Sunday 9 June 2019

Human Rights. The Law v Democratic Debate

 
 
Subject: Human Rights. The Law v Democratic Debate.


It just been listening to a Reith Lecture given by Johnathan Sumption,  (Justice of the Supreme Court) regarding the Human Rights Act. 
The Act is a construct of lawyers, not of a political forum, such as Parliament and the fear is that decisions made by lawyers is less representative than law contrived through debate in Parliament.
The argument that lawyers are inherently selective, because of the structure of their educational and social construct, in the way they gain their experience about society is different from the politician where sufficient numbers of politicians are not from the legal profession and lend a different emotional construct to the social debate about human rights and what should be a human right.
The EU, and the USA are examples of where lawyers frame the law on these matters and the political establishment accept their ruling.

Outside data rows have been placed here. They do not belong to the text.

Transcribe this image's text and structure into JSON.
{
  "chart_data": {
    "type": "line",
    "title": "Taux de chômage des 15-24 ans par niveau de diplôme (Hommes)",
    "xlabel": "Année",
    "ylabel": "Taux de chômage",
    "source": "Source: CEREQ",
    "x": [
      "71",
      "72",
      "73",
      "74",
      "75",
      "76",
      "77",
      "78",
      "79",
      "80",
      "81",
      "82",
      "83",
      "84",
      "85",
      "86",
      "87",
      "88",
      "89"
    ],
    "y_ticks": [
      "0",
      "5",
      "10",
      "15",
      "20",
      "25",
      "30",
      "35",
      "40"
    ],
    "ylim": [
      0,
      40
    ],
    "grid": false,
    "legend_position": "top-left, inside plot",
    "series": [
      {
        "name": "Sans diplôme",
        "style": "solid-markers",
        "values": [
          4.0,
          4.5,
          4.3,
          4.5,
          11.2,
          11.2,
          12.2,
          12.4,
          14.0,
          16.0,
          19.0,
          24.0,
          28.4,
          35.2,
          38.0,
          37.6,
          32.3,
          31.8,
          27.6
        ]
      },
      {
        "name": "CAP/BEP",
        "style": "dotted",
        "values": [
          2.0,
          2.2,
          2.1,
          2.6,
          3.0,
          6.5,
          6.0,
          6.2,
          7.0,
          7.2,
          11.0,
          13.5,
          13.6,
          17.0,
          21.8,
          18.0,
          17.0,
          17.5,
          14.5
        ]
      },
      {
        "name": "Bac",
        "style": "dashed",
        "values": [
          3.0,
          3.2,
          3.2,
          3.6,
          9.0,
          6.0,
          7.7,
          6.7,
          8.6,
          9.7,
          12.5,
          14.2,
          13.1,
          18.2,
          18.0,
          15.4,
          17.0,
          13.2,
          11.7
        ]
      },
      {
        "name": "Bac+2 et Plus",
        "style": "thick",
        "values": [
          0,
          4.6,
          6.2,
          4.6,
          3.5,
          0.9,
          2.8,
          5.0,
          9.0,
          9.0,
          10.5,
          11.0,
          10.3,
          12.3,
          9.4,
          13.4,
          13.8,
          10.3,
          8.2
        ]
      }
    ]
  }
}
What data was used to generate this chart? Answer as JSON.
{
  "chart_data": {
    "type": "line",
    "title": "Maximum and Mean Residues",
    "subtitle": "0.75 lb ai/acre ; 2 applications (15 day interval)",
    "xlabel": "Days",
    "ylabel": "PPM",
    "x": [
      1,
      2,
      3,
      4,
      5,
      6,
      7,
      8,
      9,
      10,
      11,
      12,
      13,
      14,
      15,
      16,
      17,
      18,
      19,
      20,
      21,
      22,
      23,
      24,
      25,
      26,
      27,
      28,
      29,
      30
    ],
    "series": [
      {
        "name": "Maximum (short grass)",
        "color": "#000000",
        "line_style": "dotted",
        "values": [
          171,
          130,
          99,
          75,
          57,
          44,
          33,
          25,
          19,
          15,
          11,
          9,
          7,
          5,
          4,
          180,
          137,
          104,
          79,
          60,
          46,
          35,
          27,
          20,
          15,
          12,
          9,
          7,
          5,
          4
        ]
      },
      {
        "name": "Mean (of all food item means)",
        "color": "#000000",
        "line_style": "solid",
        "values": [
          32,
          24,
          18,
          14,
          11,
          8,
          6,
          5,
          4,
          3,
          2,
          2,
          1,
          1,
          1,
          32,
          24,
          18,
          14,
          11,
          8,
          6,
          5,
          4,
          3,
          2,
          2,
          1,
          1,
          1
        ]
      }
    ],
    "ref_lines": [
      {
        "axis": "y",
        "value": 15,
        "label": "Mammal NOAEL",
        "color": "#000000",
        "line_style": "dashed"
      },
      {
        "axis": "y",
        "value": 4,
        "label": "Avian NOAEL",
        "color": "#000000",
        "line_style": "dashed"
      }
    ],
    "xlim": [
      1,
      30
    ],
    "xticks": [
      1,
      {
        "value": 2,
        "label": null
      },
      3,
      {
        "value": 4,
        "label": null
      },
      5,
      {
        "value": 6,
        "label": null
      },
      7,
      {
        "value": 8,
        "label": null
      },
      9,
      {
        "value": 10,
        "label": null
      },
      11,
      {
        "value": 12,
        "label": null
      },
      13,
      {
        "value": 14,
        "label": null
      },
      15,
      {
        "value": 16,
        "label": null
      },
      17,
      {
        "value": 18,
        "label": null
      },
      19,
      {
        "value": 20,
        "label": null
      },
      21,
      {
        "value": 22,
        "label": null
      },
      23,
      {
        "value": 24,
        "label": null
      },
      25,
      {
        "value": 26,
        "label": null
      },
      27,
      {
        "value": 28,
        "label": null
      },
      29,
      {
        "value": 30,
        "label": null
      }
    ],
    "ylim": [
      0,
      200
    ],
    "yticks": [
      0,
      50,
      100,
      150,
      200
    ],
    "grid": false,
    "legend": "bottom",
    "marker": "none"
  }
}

The UK is different and along with a small number of parliamentary democracies insist that the law flows from parliamentary debate and procedure into the courts and not the other way round.
The concern that law belongs to the people and has to be seen as a confirmatory process and not something handed down by Judges was the basis of Johnathan Sumption's lecture and follows his first lecture on the expansion and encroachment of the legal fraternity into politics. He argues the law is taking over the space once occupied by politics at the expense of democracy. 
This of course draws us into the view that democracy is and continues to be, skewed by political constructs such as 'first past the post' ballots which clearly differentiate against smaller and new entrants into the political debate. The vice like grip which the two main parties have over the seats in parliament stifle political debate and leave many of the electorate unrepresented. Part of society then does not have a voice and their views, which may, or may not have relevance to human rights is missing from the theoretical debate. 
Much of the argument for democracy is theoretical in that assumes a high proportion of people will turn out to vote and that those that do are well versed in the debate. Clearly this is not the case and the pressure on democratic rule is that money and influence play such a high place in leading people to think in one way or another. The almost continual barrage of criticism and fake news about the European Institution from the likes of the Daily Mail, the Express and the Sun has distorted the EU in so many minds that when fundamental questions are put to the electorate they have no way of seeing through their bias.
It is assumed that the lawyers would rise above such bias but they to have their own bias, a professional bias which often excludes the experience of people living ordinary lives.
The danger of "we know what's best for you" is always there and whilst human rights should perhaps be an academic choice the reasoning of people who would wish to bring back the death penalty for certain crimes and the on going argument about the length of sentences, (usually commuted by 50%) or the recent release of people who the public consider should remain in jail, are never the less released by the parole board. 
Perhaps 'they do know what's best' but as a society we have to feel that there is fairness and justice for the victim to. 
This innate sense of what's right and what's wrong needs to find a balance amongst the general public otherwise consensus politics, which can not be part of the lawyers brief, is eroded and with it the essential trust society needs to function.